Il giudice Ravi Kumar Diwakar, del tribunale di Muzaffarnagar nello stato di Uttar Pradesh, in India, ha emesso la 23ª condanna a morte in soli cinque mesi, diventando una figura notoria nel sistema giudiziario del paese. Il giudice affronta minacce e ha dichiarato che preferisce morire piuttosto che essere chiamato codardo, dimostrando determinazione nel continuare ad applicare le pene anche sotto pressione.
L'uomo condannato, identificato come Mohd. Nadeem, è stato condannato lunedì 7 settembre per l'assassinio brutale della moglie Shahzadi. Il crimine è avvenuto nel luglio 2018, quando Nadeem ha gettato cherosene sulla vittima e ha dato fuoco al suo corpo. Il tribunale ha classificato l'atto come "estremamente brutale e barbaro", inquadrandolo nella categoria dei "casi più rari", il che ha fondato la decisione della pena massima.
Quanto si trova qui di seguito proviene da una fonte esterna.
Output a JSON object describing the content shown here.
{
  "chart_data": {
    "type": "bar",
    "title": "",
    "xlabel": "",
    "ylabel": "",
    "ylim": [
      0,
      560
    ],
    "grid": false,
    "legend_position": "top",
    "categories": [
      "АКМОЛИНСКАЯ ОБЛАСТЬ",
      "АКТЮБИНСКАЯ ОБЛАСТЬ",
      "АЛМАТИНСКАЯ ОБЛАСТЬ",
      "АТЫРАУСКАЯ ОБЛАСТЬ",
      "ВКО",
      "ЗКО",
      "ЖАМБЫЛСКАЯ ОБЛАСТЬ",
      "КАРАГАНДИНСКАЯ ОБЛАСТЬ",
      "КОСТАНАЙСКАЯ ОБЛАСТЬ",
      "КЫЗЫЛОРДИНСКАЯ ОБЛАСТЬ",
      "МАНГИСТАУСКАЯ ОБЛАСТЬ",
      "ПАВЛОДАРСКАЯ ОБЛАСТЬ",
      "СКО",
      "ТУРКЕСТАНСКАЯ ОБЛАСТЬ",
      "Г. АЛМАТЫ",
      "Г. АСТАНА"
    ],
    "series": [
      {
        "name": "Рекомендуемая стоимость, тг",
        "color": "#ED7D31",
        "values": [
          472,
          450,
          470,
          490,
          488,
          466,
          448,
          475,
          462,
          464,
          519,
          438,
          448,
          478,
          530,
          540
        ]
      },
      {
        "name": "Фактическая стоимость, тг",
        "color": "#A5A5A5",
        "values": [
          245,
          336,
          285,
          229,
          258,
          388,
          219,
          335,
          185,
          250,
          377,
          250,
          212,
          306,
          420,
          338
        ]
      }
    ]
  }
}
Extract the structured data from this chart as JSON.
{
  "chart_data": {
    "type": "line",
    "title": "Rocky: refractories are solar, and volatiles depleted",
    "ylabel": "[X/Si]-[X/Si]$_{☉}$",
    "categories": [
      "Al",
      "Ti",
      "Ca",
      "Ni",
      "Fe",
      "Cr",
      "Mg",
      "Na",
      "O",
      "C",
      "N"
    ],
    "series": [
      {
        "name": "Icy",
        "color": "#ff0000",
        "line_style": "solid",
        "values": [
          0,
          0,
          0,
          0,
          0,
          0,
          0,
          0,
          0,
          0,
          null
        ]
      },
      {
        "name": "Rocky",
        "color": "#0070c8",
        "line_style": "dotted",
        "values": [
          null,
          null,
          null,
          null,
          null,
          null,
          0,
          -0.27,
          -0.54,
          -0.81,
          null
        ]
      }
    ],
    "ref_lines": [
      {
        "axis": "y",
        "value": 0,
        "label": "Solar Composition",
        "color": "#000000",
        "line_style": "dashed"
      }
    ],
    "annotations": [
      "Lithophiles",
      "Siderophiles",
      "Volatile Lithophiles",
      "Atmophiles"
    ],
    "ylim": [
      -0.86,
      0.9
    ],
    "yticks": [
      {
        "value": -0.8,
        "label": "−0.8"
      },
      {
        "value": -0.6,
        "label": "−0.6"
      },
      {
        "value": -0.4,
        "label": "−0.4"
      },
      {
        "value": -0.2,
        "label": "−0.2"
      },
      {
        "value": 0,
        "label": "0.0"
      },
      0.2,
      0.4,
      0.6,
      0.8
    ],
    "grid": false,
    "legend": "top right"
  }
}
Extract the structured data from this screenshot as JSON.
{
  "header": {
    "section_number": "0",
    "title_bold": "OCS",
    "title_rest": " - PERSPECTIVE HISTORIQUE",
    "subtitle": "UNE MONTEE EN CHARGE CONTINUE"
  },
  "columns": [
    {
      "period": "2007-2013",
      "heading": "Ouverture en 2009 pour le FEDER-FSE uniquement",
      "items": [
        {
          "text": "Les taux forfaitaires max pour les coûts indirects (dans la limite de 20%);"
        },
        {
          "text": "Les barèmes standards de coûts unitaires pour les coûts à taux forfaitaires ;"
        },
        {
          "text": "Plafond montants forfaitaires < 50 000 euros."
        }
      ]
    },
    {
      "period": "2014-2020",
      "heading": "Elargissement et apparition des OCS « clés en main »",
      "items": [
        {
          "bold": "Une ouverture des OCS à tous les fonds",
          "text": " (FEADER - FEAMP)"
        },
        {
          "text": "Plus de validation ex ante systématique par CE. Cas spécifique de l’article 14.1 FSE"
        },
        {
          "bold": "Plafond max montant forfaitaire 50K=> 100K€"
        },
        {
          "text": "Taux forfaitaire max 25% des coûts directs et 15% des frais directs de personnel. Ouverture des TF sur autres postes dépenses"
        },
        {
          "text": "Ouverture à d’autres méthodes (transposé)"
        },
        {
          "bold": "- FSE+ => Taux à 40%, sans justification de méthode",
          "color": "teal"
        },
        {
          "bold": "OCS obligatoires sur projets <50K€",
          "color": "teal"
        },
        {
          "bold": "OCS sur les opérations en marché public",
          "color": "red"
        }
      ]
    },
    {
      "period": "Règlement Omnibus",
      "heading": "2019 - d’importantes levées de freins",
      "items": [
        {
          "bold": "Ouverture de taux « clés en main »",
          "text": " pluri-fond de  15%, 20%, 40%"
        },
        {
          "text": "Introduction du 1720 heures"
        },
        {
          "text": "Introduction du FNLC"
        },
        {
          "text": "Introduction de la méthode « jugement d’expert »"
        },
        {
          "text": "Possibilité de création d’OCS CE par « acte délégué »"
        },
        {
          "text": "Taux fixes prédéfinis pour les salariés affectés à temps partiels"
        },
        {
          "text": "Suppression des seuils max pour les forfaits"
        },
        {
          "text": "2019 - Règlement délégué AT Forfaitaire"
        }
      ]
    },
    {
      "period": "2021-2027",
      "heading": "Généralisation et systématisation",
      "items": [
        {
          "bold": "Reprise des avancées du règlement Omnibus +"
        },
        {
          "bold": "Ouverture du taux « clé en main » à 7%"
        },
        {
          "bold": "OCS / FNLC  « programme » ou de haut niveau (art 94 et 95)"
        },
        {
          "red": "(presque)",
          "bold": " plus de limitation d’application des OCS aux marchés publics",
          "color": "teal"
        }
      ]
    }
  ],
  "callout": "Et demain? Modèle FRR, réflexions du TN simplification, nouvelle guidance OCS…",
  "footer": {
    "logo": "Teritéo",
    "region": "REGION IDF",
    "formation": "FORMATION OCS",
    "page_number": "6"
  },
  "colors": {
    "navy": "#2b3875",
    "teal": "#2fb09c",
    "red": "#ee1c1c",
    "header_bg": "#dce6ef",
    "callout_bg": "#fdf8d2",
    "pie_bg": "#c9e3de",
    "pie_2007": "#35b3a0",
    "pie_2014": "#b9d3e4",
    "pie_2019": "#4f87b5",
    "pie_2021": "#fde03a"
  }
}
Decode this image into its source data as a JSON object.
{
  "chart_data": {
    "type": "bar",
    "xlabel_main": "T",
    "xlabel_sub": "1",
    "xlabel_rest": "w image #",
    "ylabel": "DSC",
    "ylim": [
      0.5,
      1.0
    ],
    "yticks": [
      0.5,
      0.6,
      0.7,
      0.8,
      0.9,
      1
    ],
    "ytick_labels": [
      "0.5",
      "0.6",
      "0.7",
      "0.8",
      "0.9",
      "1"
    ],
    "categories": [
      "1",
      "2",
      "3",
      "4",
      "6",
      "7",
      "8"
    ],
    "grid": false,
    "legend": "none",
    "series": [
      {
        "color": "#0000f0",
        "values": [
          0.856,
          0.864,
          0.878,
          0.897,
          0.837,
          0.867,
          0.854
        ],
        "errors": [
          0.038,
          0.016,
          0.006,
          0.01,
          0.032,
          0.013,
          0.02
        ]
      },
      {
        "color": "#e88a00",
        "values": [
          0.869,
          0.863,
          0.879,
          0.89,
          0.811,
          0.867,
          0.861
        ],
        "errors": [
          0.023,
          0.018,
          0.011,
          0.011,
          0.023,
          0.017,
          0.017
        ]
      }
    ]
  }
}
Sebbene i genitori di Shahzadi e altri testimoni abbiano modificato le loro dichiarazioni durante il processo, negando accuse di crudeltà e richieste di dote, la giustizia ha basato la condanna su una dichiarazione resa dalla defunta prima di morire. Quel documento ha provato il coinvolgimento diretto di Nadeem nell'omicidio, servendo come prova fondamentale per la sentenza.